Towson, Md (KM) The fall is usually the time when there are more collisions between deer and motor vehicles, with a majority of them taking place in November. “Right, we’re in the deer mating season, also known as the rut,” says Christine Delise, spokeswoman for AAA Mid-Atlantic. “And the peak breeding season occurs from November 10th to the 25th, and that’s when we typically see a spike in deer-vehicle collisions.”
The auto club says these collision usually occur in the early morning hours and at dusk., when deer are most active.
When out driving, Delise says it’s important for drivers to scan the road and the shoulders up ahead, and be on the lookout for deer.
Other tips include being aware that deer travel in herds, and if you see one, there are probably other deer not too far away. If there are no oncoming drivers, AAA recommends you use your high beams at night to better see any animal up ahead. It will give you more time to slow down, move over or honk your horn to scare them away. In addition, use extra caution when traveling through areas with a lot of wildlife activity, and in regions where roads divide agriculture land from forested areas.
If you encounter a deer on the road, Delise says don’t swerve. “Many serious crashes occur when drivers swerve to avoid hitting an animal, and they end up hitting another vehicle or lose control of their cars,” she says. Instead, firmly apply your brakes and remain in your lane.

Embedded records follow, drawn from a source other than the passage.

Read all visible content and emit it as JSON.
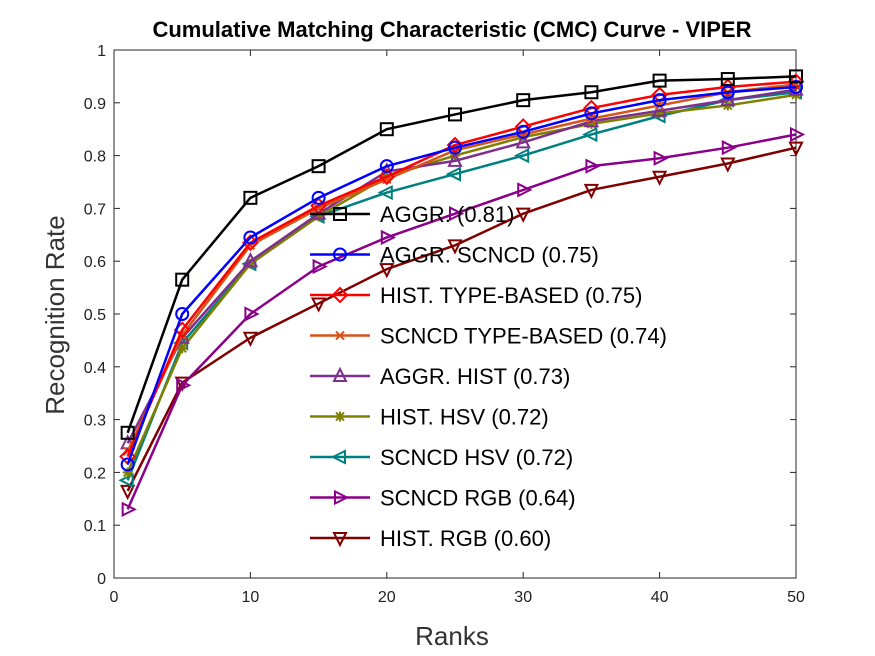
{
  "chart_data": {
    "type": "line",
    "title": "Cumulative Matching Characteristic (CMC) Curve - VIPER",
    "xlabel": "Ranks",
    "ylabel": "Recognition Rate",
    "xlim": [
      0,
      50
    ],
    "ylim": [
      0,
      1
    ],
    "xticks": [
      "0",
      "10",
      "20",
      "30",
      "40",
      "50"
    ],
    "yticks": [
      "0",
      "0.1",
      "0.2",
      "0.3",
      "0.4",
      "0.5",
      "0.6",
      "0.7",
      "0.8",
      "0.9",
      "1"
    ],
    "grid": false,
    "legend_position": "center-right",
    "x": [
      1,
      5,
      10,
      15,
      20,
      25,
      30,
      35,
      40,
      45,
      50
    ],
    "series": [
      {
        "name": "AGGR. (0.81)",
        "color": "#000000",
        "marker": "square",
        "values": [
          0.275,
          0.565,
          0.72,
          0.78,
          0.85,
          0.878,
          0.905,
          0.92,
          0.942,
          0.945,
          0.95
        ]
      },
      {
        "name": "AGGR. SCNCD (0.75)",
        "color": "#0000ff",
        "marker": "circle",
        "values": [
          0.215,
          0.5,
          0.645,
          0.72,
          0.78,
          0.815,
          0.845,
          0.88,
          0.905,
          0.92,
          0.93
        ]
      },
      {
        "name": "HIST. TYPE-BASED (0.75)",
        "color": "#ff0000",
        "marker": "diamond",
        "values": [
          0.23,
          0.47,
          0.635,
          0.705,
          0.76,
          0.82,
          0.855,
          0.89,
          0.915,
          0.93,
          0.94
        ]
      },
      {
        "name": "SCNCD TYPE-BASED (0.74)",
        "color": "#d95319",
        "marker": "x",
        "values": [
          0.24,
          0.46,
          0.63,
          0.7,
          0.755,
          0.81,
          0.84,
          0.87,
          0.895,
          0.92,
          0.935
        ]
      },
      {
        "name": "AGGR. HIST (0.73)",
        "color": "#7e2f8e",
        "marker": "triangle-up",
        "values": [
          0.255,
          0.455,
          0.6,
          0.69,
          0.77,
          0.79,
          0.825,
          0.865,
          0.885,
          0.905,
          0.925
        ]
      },
      {
        "name": "HIST. HSV (0.72)",
        "color": "#808000",
        "marker": "star",
        "values": [
          0.2,
          0.435,
          0.595,
          0.685,
          0.76,
          0.8,
          0.835,
          0.86,
          0.88,
          0.895,
          0.915
        ]
      },
      {
        "name": "SCNCD HSV (0.72)",
        "color": "#008080",
        "marker": "triangle-left",
        "values": [
          0.185,
          0.445,
          0.595,
          0.685,
          0.73,
          0.765,
          0.8,
          0.84,
          0.875,
          0.905,
          0.92
        ]
      },
      {
        "name": "SCNCD RGB (0.64)",
        "color": "#8b008b",
        "marker": "triangle-right",
        "values": [
          0.13,
          0.365,
          0.5,
          0.59,
          0.645,
          0.69,
          0.735,
          0.78,
          0.795,
          0.815,
          0.84
        ]
      },
      {
        "name": "HIST. RGB (0.60)",
        "color": "#800000",
        "marker": "triangle-down",
        "values": [
          0.165,
          0.37,
          0.455,
          0.52,
          0.585,
          0.63,
          0.69,
          0.735,
          0.76,
          0.785,
          0.815
        ]
      }
    ]
  }
}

After you strike a deer or other animal, use your cell phone camera to take pictures to present to your insurance company for any claims. Also, do not move an injured animal. It may panic and seriously injure someone. Instead, call the police or animal control, AAA advises.
Before heading out, Delise says check with your insurance company to see if you’re covered if your vehicle strikes a deer. “Collision coverage, which is standard, what we all have, will not cover a vehicle in an animal collision. You need to have comprehensive coverage which is optional to motorists. And only that type of coverage will reimburse drivers for loss due to contact with animals,” she says.
AAA says the average claim submitted by Maryland motorists in 2017 following a collision with a deer is $4,000.